Quelque 233.000 militants étaient appelés à voter, et la participation a atteint 58,87% (137.116). Les partisans de Mme Royal n’ont toutefois pas entériné ces chiffres et c’est un conseil national du parti -qui devrait avoir lieu mercredi- qui doit les valider. Le camp de Mme Royal est minoritaire dans cette instance. A l’issue d’une réunion de crise de son état-major, la présidente de Poitou-Charentes avait, avant même l’annonce de ces résultats, exigé un nouveau scrutin par la voix de son avocat Jean-Pierre Mignard, qui a évoqué de „multiples contestations“ pour irrégularités. Comme un écho de la contestation juridique de l’élection présidentielle américaine de 2000 en Floride, et qui laisse planer le spectre d’une explosion d’un parti miné par les divisions. Mme Royal, qui ne cache pas ses ambitions pour la présidentielle de 2012, avait dans la nuit assuré qu’elle ne se „laisserait pas faire“, dénonçant des „méthodes de l’appareil du Parti totalement insupportables“. La maire de Lille a répliqué du tac au tac, estimant qu’un „troisième tour n’a pas de raison d’être“ et assurant avoir l’assentiment sur ce point de François Hollande, premier secrétaire sortant, resté silencieux toute la nuit. Elle a appelé sa concurrente à „une attitude de responsabilité car sinon, cela va créer une situation encore pire pour notre parti“. Ce scénario noir, dans la foulée des déchirements du congrès de Reims la semaine dernière, s’était ébauché peu après la fin du scrutin visant à départager les deux finalistes et porter pour la première fois une femme à la tête du principal parti d’opposition. Alors que le camp Royal avait initialement prédit sa „nette victoire“, les partisans de Mme Aubry ont peu après minuit revendiqué la leur, le député Claude Bartolone assurant que „Martine Aubry est en tête, elle ne peut plus être battue“.

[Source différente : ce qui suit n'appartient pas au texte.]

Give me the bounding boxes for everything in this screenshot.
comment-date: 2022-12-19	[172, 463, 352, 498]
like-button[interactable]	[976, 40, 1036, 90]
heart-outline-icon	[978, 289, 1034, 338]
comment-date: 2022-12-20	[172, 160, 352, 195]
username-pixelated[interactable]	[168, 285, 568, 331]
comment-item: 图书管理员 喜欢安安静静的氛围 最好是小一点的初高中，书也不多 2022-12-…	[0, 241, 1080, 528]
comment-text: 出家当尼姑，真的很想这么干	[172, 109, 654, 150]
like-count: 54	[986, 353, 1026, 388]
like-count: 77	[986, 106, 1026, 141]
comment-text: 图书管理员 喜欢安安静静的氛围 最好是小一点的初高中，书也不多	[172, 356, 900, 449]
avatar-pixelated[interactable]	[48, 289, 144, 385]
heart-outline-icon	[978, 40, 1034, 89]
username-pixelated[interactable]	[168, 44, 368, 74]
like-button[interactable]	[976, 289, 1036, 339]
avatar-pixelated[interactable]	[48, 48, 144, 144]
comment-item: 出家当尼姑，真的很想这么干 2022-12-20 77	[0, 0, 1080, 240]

Réplique quasi-immédiate du camp Royal, dont un des lieutenants, Manuel Valls, évoque des soupçons de fraude, dénonçant notamment les résultats du Nord. „La victoire de Ségolène Royal est quelque chose d’inéluctable“, déclare-t-il. „Comme les combinaisons d’appareil n’ont pas suffi, c’est dans les urnes, et de quelle manière, qu’on essaie“ de „voler la victoire“, a-t-il ajouté, en référence à l’échec des adversaires de Mme Royal à s’unir au congrès de Reims. A la fédération du Nord, une source a rejeté les accusations d’irrégularités et répliqué en parlant de „dysfonctionnements“ dans des fédérations ayant voté Royal, notamment l’Hérault. Mme Aubry, 58 ans, bénéficiait d’un avantage arithmétique avec le ralliement de Benoît Hamon, de l’aile gauche du parti, 22,6% au premier tour. Mme Royal, 55 ans, avait obtenu au premier tour 42,9%, contre 34,5% à la maire de Lille. Alors que le parti a perdu les trois dernières présidentielles, ce nouvel épisode de la guerre des chefs risque de le rendre encore plus inaudible… et fragile.
„On est au bord de l’explosion. Les provocations se multiplient. Les Français risquent de se réveiller demain matin avec une image pitoyable du PS“, se lamentait dans la nuit un responsable. Le PS est „un parti qui en terme d’adhérents sera divisé en deux, ce qui est une nouveauté dans l’histoire du mouvement socialiste“ et „aura un coût“, prédisait de son côté dès avant le vote Pascal Perrineau, directeur du Cevipof (Sciences Po).